Da quando è scoppiata la guerra civile all'inizio del 2011, l'Alto commissariato delle Nazioni Unite per i rifugiati ritiene che oltre 5 milioni di siriani siano fuggiti dal paese; altri 6,6 milioni di persone sfollate dalle loro case vivono ancora in Siria. L'UNHCR ha registrato circa 1 milione di rifugiati siriani in Libano, più della metà dei quali ha 17 anni o meno, anche se il governo libanese fissa il numero totale di rifugiati siriani a oltre 1,5 milioni.
La famiglia di Housh evidenzia anche un altro triste fatto derivante dalla guerra: tutti i ragazzi soffrono, ma alcuni più di altri.
La maggior parte delle persone che attraversano conflitti violenti e altri traumi estremi sperimentano disordini emotivi, ma non sviluppano DPTS. Una minoranza, come Manar, invece,subisce gravi ferite psicologiche che non guariscono senza un aiuto esterno. Anche in questo caso, tuttavia, non ci sono garanzie per il recupero.

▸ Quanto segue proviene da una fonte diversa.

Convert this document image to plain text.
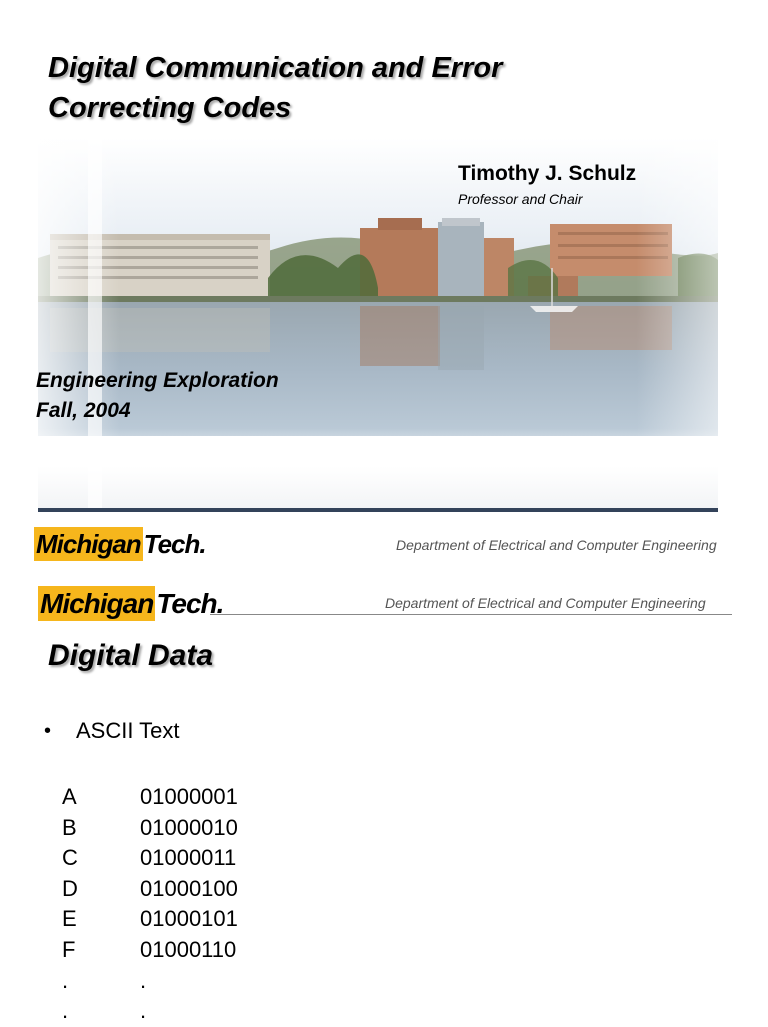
Digital Communication and Error
Correcting Codes
Timothy J. Schulz
Professor and Chair
Engineering Exploration
Fall, 2004
Michigan Tech.	Department of Electrical and Computer Engineering
Michigan Tech.	Department of Electrical and Computer Engineering
Digital Data
• ASCII Text
A	01000001
B	01000010
C	01000011
D	01000100
E	01000101
F	01000110
.	.
.	.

Una nuova indagine condotta con giovani rifugiati siriani in Libano offre un’indicazione sul perché alcuni bambini reagiscono emotivamente mentre altri cedono interiormente di fronte agli orrori della guerra.
I bambini in fuga dalle zone di guerra sono particolarmente propensi a sviluppare DPTS se, prima che i conflitti militari distruggessero i loro mondi, erano in gioco due fattori, spiegano la psichiatra libanese Elie Karam e i suoi colleghi. In primo luogo, i giovani inclini alla DPTS sono cresciuti con una particolare sensibilità e coscienza degli aspetti positivi e negativi delle loro famiglie, scuole e quartieri. In secondo luogo, quei bambini "sensibili al contesto” hanno incontrato poche o nessuna avversità precocemente, quali gravi malattie fisiche o genitori costantemente in conflitto tra loro.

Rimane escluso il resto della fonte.